33. “Nobody’s Fault but Mine” (Presence, 1976)

One of two songs from Presence anyone still bothers to remember, because of its fully-formed riff, locked-in groove — even with constant interruption — and the band’s wise choice to give Plant able vamping room on the title-repeating chorus. The production is perfect, the harmonica solo comes screaming in from out of nowhere, and the guys seems to be talking to each other on a level they reached (disturbingly) infrequently in the late ’70s. To stretch as few ideas as this song does over six minutes without ever being less than awesome is pretty damn hard to do.

32. “Rock And Roll” (Led Zeppelin IV, 1971)

Among the group’s most popular rave-ups, earned through the sheer frenzy of Bonham’s cymbal-crashing, Page’s fret-racing, Jones’ keys-on-fire piano, and Plant’s dog-whistle shrieking. There’s not really a whole lot of song there, truly — it’s a repetitive and largely meaningless chorus, and the melody is pretty standard issue — but the band is just in such top form that “Rock and Roll” was able to become a classic worthy of exemplifying its title anyway.
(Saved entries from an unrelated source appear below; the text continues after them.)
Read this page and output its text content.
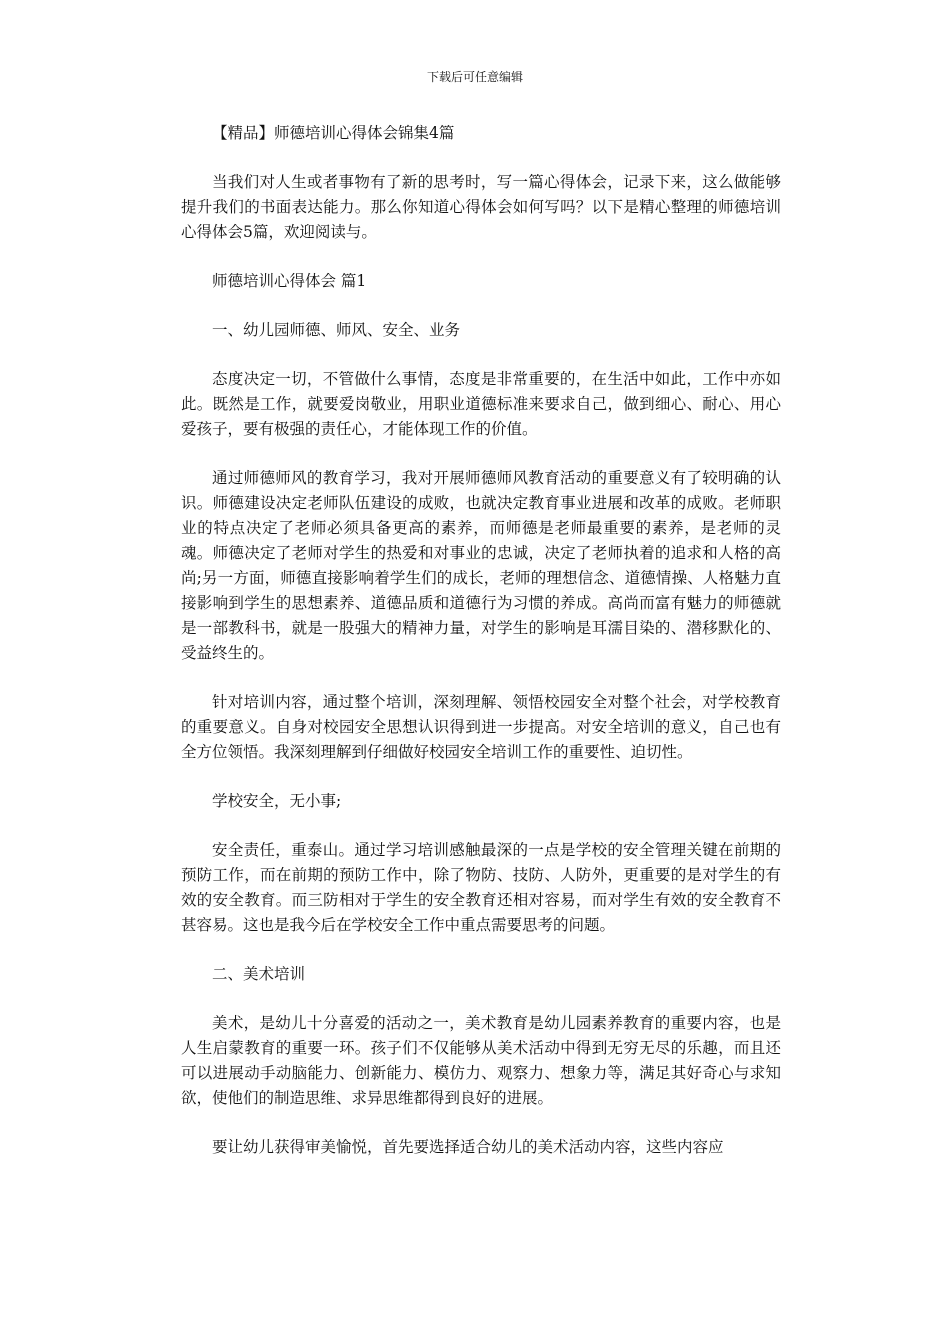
下载后可任意编辑

【精品】师德培训心得体会锦集4篇

当我们对人生或者事物有了新的思考时，写一篇心得体会，记录下来，这么做能够提升我们的书面表达能力。那么你知道心得体会如何写吗？以下是精心整理的师德培训心得体会5篇，欢迎阅读与。

师德培训心得体会 篇1

一、幼儿园师德、师风、安全、业务

态度决定一切，不管做什么事情，态度是非常重要的，在生活中如此，工作中亦如此。既然是工作，就要爱岗敬业，用职业道德标准来要求自己，做到细心、耐心、用心爱孩子，要有极强的责任心，才能体现工作的价值。

通过师德师风的教育学习，我对开展师德师风教育活动的重要意义有了较明确的认识。师德建设决定老师队伍建设的成败，也就决定教育事业进展和改革的成败。老师职业的特点决定了老师必须具备更高的素养，而师德是老师最重要的素养，是老师的灵魂。师德决定了老师对学生的热爱和对事业的忠诚，决定了老师执着的追求和人格的高尚;另一方面，师德直接影响着学生们的成长，老师的理想信念、道德情操、人格魅力直接影响到学生的思想素养、道德品质和道德行为习惯的养成。高尚而富有魅力的师德就是一部教科书，就是一股强大的精神力量，对学生的影响是耳濡目染的、潜移默化的、受益终生的。

针对培训内容，通过整个培训，深刻理解、领悟校园安全对整个社会，对学校教育的重要意义。自身对校园安全思想认识得到进一步提高。对安全培训的意义，自己也有全方位领悟。我深刻理解到仔细做好校园安全培训工作的重要性、迫切性。

学校安全，无小事;

安全责任，重泰山。通过学习培训感触最深的一点是学校的安全管理关键在前期的预防工作，而在前期的预防工作中，除了物防、技防、人防外，更重要的是对学生的有效的安全教育。而三防相对于学生的安全教育还相对容易，而对学生有效的安全教育不甚容易。这也是我今后在学校安全工作中重点需要思考的问题。

二、美术培训

美术，是幼儿十分喜爱的活动之一，美术教育是幼儿园素养教育的重要内容，也是人生启蒙教育的重要一环。孩子们不仅能够从美术活动中得到无穷无尽的乐趣，而且还可以进展动手动脑能力、创新能力、模仿力、观察力、想象力等，满足其好奇心与求知欲，使他们的制造思维、求异思维都得到良好的进展。

要让幼儿获得审美愉悦，首先要选择适合幼儿的美术活动内容，这些内容应
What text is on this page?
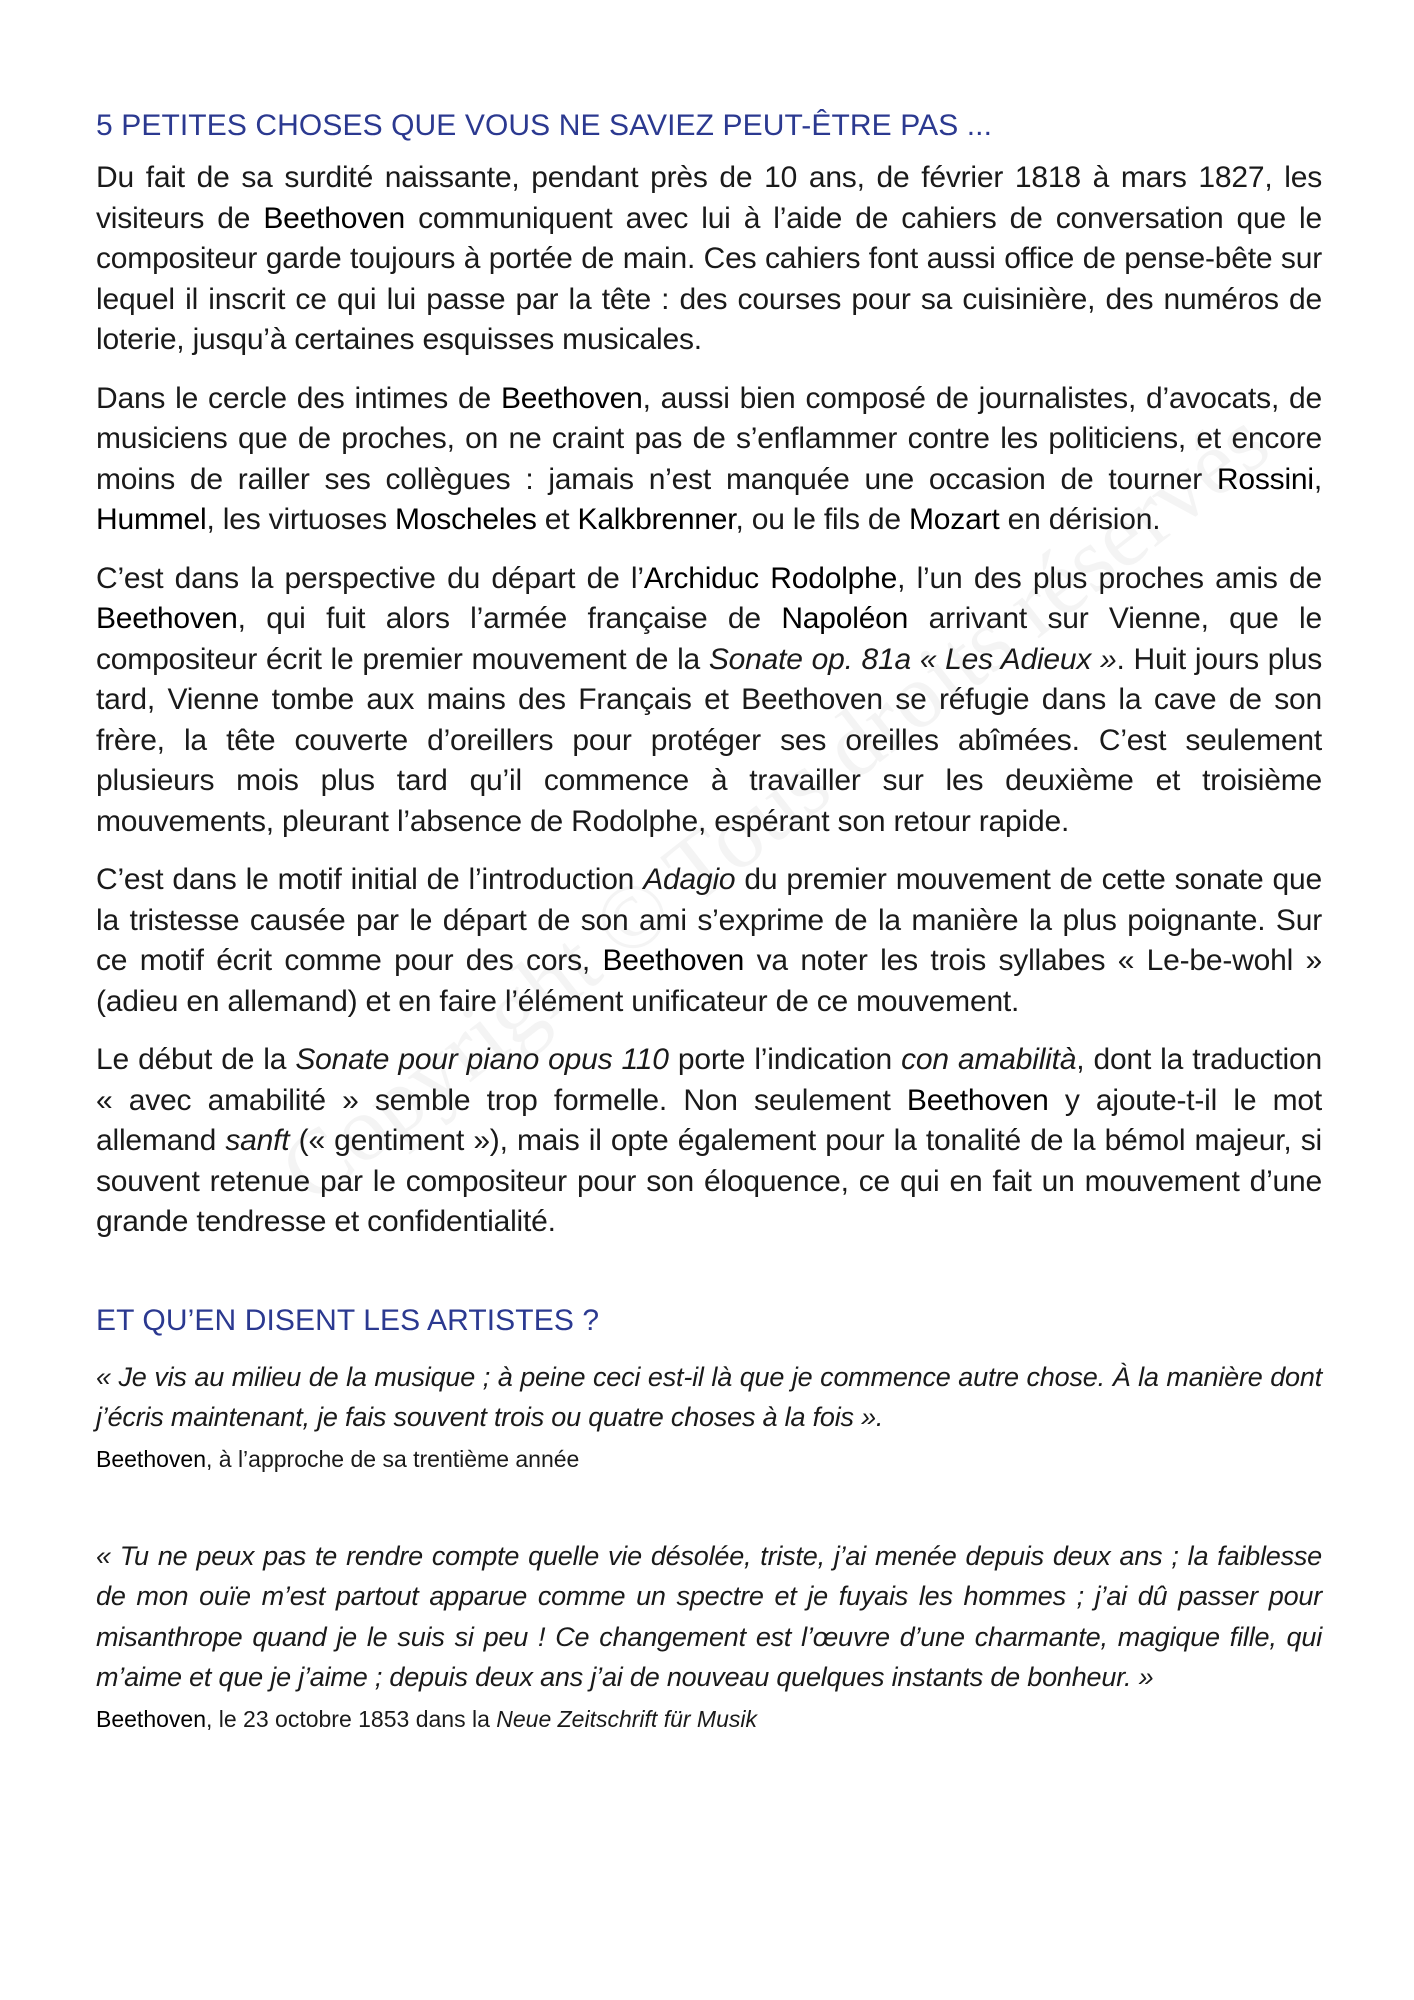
5 PETITES CHOSES QUE VOUS NE SAVIEZ PEUT-ÊTRE PAS ...

Du fait de sa surdité naissante, pendant près de 10 ans, de février 1818 à mars 1827, les visiteurs de Beethoven communiquent avec lui à l’aide de cahiers de conversation que le compositeur garde toujours à portée de main. Ces cahiers font aussi office de pense-bête sur lequel il inscrit ce qui lui passe par la tête : des courses pour sa cuisinière, des numéros de loterie, jusqu’à certaines esquisses musicales.

Dans le cercle des intimes de Beethoven, aussi bien composé de journalistes, d’avocats, de musiciens que de proches, on ne craint pas de s’enflammer contre les politiciens, et encore moins de railler ses collègues : jamais n’est manquée une occasion de tourner Rossini, Hummel, les virtuoses Moscheles et Kalkbrenner, ou le fils de Mozart en dérision.

C’est dans la perspective du départ de l’Archiduc Rodolphe, l’un des plus proches amis de Beethoven, qui fuit alors l’armée française de Napoléon arrivant sur Vienne, que le compositeur écrit le premier mouvement de la Sonate op. 81a « Les Adieux ». Huit jours plus tard, Vienne tombe aux mains des Français et Beethoven se réfugie dans la cave de son frère, la tête couverte d’oreillers pour protéger ses oreilles abîmées. C’est seulement plusieurs mois plus tard qu’il commence à travailler sur les deuxième et troisième mouvements, pleurant l’absence de Rodolphe, espérant son retour rapide.

C’est dans le motif initial de l’introduction Adagio du premier mouvement de cette sonate que la tristesse causée par le départ de son ami s’exprime de la manière la plus poignante. Sur ce motif écrit comme pour des cors, Beethoven va noter les trois syllabes « Le-be-wohl » (adieu en allemand) et en faire l’élément unificateur de ce mouvement.

Le début de la Sonate pour piano opus 110 porte l’indication con amabilità, dont la traduction « avec amabilité » semble trop formelle. Non seulement Beethoven y ajoute-t-il le mot allemand sanft (« gentiment »), mais il opte également pour la tonalité de la bémol majeur, si souvent retenue par le compositeur pour son éloquence, ce qui en fait un mouvement d’une grande tendresse et confidentialité.

ET QU’EN DISENT LES ARTISTES ?

« Je vis au milieu de la musique ; à peine ceci est-il là que je commence autre chose. À la manière dont j’écris maintenant, je fais souvent trois ou quatre choses à la fois ».

Beethoven, à l’approche de sa trentième année

« Tu ne peux pas te rendre compte quelle vie désolée, triste, j’ai menée depuis deux ans ; la faiblesse de mon ouïe m’est partout apparue comme un spectre et je fuyais les hommes ; j’ai dû passer pour misanthrope quand je le suis si peu ! Ce changement est l’œuvre d’une charmante, magique fille, qui m’aime et que je j’aime ; depuis deux ans j’ai de nouveau quelques instants de bonheur. »

Beethoven, le 23 octobre 1853 dans la Neue Zeitschrift für Musik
31. “The Rover” (Physical Graffiti, 1975)

Not a radio standard, but a devoted fan-favorite — Wikipedia says so, even if it’s citation needed — thanks to the mega-sized, phase-shifted guitar riff and steady bass groove. It’s just the sound of Zeppelin at their most generally unimpeachable, heavy without being overbearing, epic without being self-indulgent, anthemic almost just by showing up.